Replaying a snippet of Heard in 2016 after an alleged fight in their Los Angeles apartment before they split, former senior homicide prosecutor Bernarda Villalona told Court TV anchor and attorney Vinnie Politan it is going to be hard for a jury to have an open mind.
“What is a jury going to think about Amber? They’ve heard so much dirt about Amber, about her mental stability, about her prior bad acts … about how she leaves poop on people’s beds.
“There is so much that this jury has heard that it is going to be hard for when Amber gets up on the stand for them to give her a clean slate and be able to listen to her testimony with an open mind.
“What are we going to hear from this woman? Is she going to come back with the same story about the May 2016 incident, I highly doubt it … those cops have already testified and discredited her version of what she said in that deposition.”
Former prosecutor Joan Illuzzi-Orbon said Heard was going to start off being a calm, rational-sounding person in the witness stand.
“At times, I think she’ll even be very calm to the point of unemotional and then I think she’s going to rise to the occasion … once she’s cross-examined, the fire is going to come out and she’s going to show the emotion she felt at the time the events unfolded.
“That can go one of two ways … either she can look like she is an anger-driven person, or she’s going to come off as genuine and show raw emotion that the jury will relate to.

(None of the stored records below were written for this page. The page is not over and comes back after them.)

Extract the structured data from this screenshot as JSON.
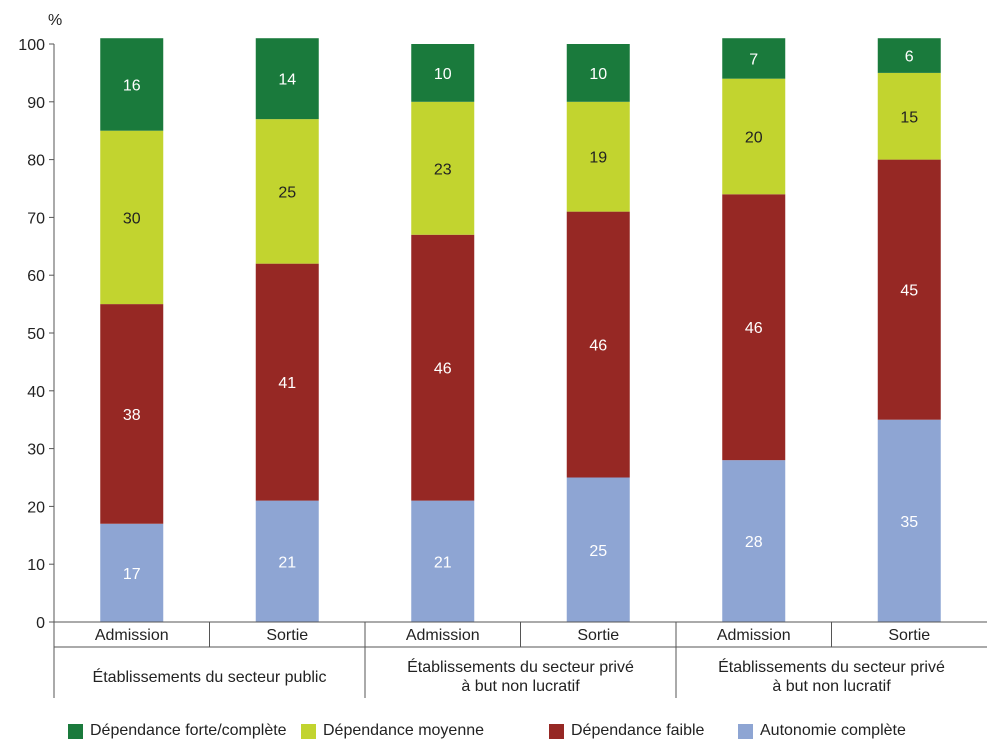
{
  "chart_data": {
    "type": "bar",
    "stacked": true,
    "ylabel": "%",
    "ylim": [
      0,
      100
    ],
    "yticks": [
      0,
      10,
      20,
      30,
      40,
      50,
      60,
      70,
      80,
      90,
      100
    ],
    "categories": [
      "Admission",
      "Sortie",
      "Admission",
      "Sortie",
      "Admission",
      "Sortie"
    ],
    "groups": [
      "Établissements du secteur public",
      "Établissements du secteur privé à but non lucratif",
      "Établissements du secteur privé à but non lucratif"
    ],
    "series": [
      {
        "name": "Autonomie complète",
        "color": "#8ea5d3",
        "values": [
          17,
          21,
          21,
          25,
          28,
          35
        ]
      },
      {
        "name": "Dépendance faible",
        "color": "#962824",
        "values": [
          38,
          41,
          46,
          46,
          46,
          45
        ]
      },
      {
        "name": "Dépendance moyenne",
        "color": "#c2d42f",
        "values": [
          30,
          25,
          23,
          19,
          20,
          15
        ]
      },
      {
        "name": "Dépendance forte/complète",
        "color": "#1a7a3c",
        "values": [
          16,
          14,
          10,
          10,
          7,
          6
        ]
      }
    ],
    "legend_order": [
      "Dépendance forte/complète",
      "Dépendance moyenne",
      "Dépendance faible",
      "Autonomie complète"
    ],
    "legend_position": "bottom",
    "grid": false
  }
}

“It will be a matter of preparation for her, controlling her emotion and then showing a bit of her inner self to the jury.”
When asked what she was expecting from Heard’s testimony, Ms Illuzzi, who has represented victims of abuse in the past, said alleged attacks by Depp on Heard (including a three-day bender in which she alleges she was sexually assaulted and held against her will during their 2015 Australian visit) needed to be backed up by medical records.

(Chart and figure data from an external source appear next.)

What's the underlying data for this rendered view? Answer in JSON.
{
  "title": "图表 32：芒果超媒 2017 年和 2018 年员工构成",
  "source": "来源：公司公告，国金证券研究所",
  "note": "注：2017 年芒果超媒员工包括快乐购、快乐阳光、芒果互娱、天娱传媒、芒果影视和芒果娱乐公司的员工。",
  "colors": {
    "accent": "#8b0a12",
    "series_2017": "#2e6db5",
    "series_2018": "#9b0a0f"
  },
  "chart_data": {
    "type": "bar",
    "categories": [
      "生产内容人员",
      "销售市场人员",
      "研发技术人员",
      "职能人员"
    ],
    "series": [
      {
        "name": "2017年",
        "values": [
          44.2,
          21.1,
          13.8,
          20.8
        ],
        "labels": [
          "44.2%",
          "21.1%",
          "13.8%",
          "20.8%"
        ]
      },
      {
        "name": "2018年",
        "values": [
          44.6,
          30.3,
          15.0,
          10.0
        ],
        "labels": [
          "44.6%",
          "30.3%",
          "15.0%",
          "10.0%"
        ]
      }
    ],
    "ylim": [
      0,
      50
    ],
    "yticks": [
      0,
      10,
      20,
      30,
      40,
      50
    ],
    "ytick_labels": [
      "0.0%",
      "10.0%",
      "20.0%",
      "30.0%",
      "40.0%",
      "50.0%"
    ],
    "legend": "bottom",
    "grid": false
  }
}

“We’ll have to wait to play it out.”
She also discredited some of Depp’s legal team’s witnesses’ depositions from security personnel, who alleged they never saw any injuries on Heard.
“I was so unimpressed by them. To me they were not only loyal to him, they were actually enamoured by him. I don’t believe a word they say, even if they were telling the truth … because they appeared to be protecting him at all costs.”
Adds Ms Villalona: “She’s the only witness so far of what we know that can supposedly bring this evidence in front of the jury. So, just because you said it, doesn’t mean it happened … you have to come off credible”.
Entertainment and film website Deadline contacted Heard’s team about when she was likely to take the stand.
An industry insider “with connections to both camps” said: “It’s hard to see how Amber won’t prove to be a highly effective weapon against Depp in her own advocacy.
“Regardless of how they have tried to characterise her, she has been nothing but well composed and pretty conservative in court without having said a word.”